Henry Marsh
- Born: Henry Marsh 8 September 1850 Ireland
- Died: 25 April 1939 (aged 88) (registered in) Amersham
- School: Kingstown School, Ireland
- University: Royal Indian Engineering College

Rugby union career
- Position: Forward

Amateur team(s)
- Years: Team / Apps / (Points)
- -: RIE College RFC

International career
- Years: Team / Apps / (Points)
- 1873: England / 1

= Henry Marsh (rugby union) =

England international rugby union player

Henry Marsh was a rugby union international who represented England in 1873.

==Early life==
Henry Marsh was born on 8 September 1850 in Ireland, the third son of Francis Marsh, a J. P. of Spring Mount, Queen's County. He attended Kingstown School, Ireland and went on to study at Royal Indian Engineering College at Cooper's Hill. He was there from 1871 to 1874 and obtained 1st class honours in Mathematics.

==Career==
After obtaining his 1st class honours in Mathematics, Marsh joined the India Public Works Department as an Assistant Engineer in 1874. He became an Executive Engineer in 1881; rising to a Super-intending Engineer in 1897 and Chief Engineer and Secretary, in 1901. He became a member of the Member, Legislative Council, Uttar Pradesh from 1903 to 1905 and was eventually Secretary to Government (Irrigation Branch). His work in conjunction with the development of Irrigation in the Ganges and Jumna systems led to his being thanked by the Government of Uttar Pradesh He was later re-employed by the Government of India as Consulting Engineer for Irrigation in Central India.

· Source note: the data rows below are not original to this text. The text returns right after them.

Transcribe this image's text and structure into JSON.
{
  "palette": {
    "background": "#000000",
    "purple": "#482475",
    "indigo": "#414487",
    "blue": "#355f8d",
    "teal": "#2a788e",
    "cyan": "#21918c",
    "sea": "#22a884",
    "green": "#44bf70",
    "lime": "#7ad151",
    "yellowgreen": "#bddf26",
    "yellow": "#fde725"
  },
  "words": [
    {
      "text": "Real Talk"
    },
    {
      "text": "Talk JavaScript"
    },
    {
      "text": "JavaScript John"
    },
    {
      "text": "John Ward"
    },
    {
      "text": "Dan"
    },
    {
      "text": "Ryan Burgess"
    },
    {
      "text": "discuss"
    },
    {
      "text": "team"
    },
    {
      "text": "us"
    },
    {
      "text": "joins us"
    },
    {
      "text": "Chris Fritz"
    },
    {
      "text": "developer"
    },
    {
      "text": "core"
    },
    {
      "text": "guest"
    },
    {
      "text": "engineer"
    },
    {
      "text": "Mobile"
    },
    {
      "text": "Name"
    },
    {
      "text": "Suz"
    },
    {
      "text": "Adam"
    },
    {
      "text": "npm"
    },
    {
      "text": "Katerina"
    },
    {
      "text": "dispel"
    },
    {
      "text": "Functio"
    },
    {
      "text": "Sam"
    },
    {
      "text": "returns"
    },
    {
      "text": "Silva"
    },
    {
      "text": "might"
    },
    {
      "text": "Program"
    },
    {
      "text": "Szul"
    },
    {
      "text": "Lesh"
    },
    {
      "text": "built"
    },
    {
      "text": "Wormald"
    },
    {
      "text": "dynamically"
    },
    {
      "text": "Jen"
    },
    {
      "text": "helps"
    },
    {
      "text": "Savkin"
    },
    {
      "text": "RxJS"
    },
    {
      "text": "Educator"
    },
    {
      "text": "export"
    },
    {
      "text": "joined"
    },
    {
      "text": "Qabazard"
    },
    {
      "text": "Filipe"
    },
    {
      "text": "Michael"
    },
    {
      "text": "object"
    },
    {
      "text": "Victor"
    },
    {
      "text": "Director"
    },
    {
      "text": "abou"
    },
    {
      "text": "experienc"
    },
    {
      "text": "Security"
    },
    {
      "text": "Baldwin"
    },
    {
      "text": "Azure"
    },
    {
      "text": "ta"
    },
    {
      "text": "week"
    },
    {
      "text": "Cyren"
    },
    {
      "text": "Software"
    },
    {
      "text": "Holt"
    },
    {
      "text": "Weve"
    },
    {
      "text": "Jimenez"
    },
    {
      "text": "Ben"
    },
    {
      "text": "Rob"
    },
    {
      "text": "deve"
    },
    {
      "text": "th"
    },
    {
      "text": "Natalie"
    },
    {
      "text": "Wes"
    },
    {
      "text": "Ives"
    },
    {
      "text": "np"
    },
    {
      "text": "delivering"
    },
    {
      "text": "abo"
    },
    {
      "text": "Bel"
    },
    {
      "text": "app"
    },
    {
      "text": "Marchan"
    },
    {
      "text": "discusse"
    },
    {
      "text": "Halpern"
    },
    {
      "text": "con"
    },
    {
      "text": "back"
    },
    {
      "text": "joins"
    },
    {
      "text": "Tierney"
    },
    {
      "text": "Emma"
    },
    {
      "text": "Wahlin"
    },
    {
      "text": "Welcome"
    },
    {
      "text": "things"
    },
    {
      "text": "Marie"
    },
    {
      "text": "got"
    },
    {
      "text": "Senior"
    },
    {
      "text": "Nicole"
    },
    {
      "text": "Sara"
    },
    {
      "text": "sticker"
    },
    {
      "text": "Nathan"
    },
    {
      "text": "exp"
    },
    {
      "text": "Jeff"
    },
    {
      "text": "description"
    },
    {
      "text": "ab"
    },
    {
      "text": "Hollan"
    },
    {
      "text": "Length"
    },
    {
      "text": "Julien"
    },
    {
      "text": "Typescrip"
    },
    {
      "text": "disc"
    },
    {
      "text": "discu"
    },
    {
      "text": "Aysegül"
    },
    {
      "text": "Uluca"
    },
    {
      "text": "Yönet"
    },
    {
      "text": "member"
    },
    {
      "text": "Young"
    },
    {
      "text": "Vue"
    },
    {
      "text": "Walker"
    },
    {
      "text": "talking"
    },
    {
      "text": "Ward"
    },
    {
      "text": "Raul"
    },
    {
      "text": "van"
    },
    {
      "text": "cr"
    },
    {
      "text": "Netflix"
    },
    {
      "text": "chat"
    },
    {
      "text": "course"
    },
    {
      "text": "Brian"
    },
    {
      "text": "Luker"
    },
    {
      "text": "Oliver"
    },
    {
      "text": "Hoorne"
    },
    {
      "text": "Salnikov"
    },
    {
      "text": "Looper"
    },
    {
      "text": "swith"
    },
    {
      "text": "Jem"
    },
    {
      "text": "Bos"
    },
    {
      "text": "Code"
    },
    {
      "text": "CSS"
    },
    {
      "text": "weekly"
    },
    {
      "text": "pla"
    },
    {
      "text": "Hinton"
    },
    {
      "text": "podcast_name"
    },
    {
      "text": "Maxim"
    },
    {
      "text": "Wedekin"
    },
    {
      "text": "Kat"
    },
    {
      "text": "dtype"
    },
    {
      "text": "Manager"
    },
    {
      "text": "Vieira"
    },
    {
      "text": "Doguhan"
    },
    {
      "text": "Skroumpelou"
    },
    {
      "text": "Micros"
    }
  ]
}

Among his publications were: Some Indirect Benefits of Irrigation not generally recognised and Protection of Irrigation; Investigations in Central India.

He retired to England, becoming a member of the East India United Service Club.

==Rugby union career==
Marsh made his international debut on 3 March 1873 at Hamilton Crescent, Glasgow in the Scotland vs England match.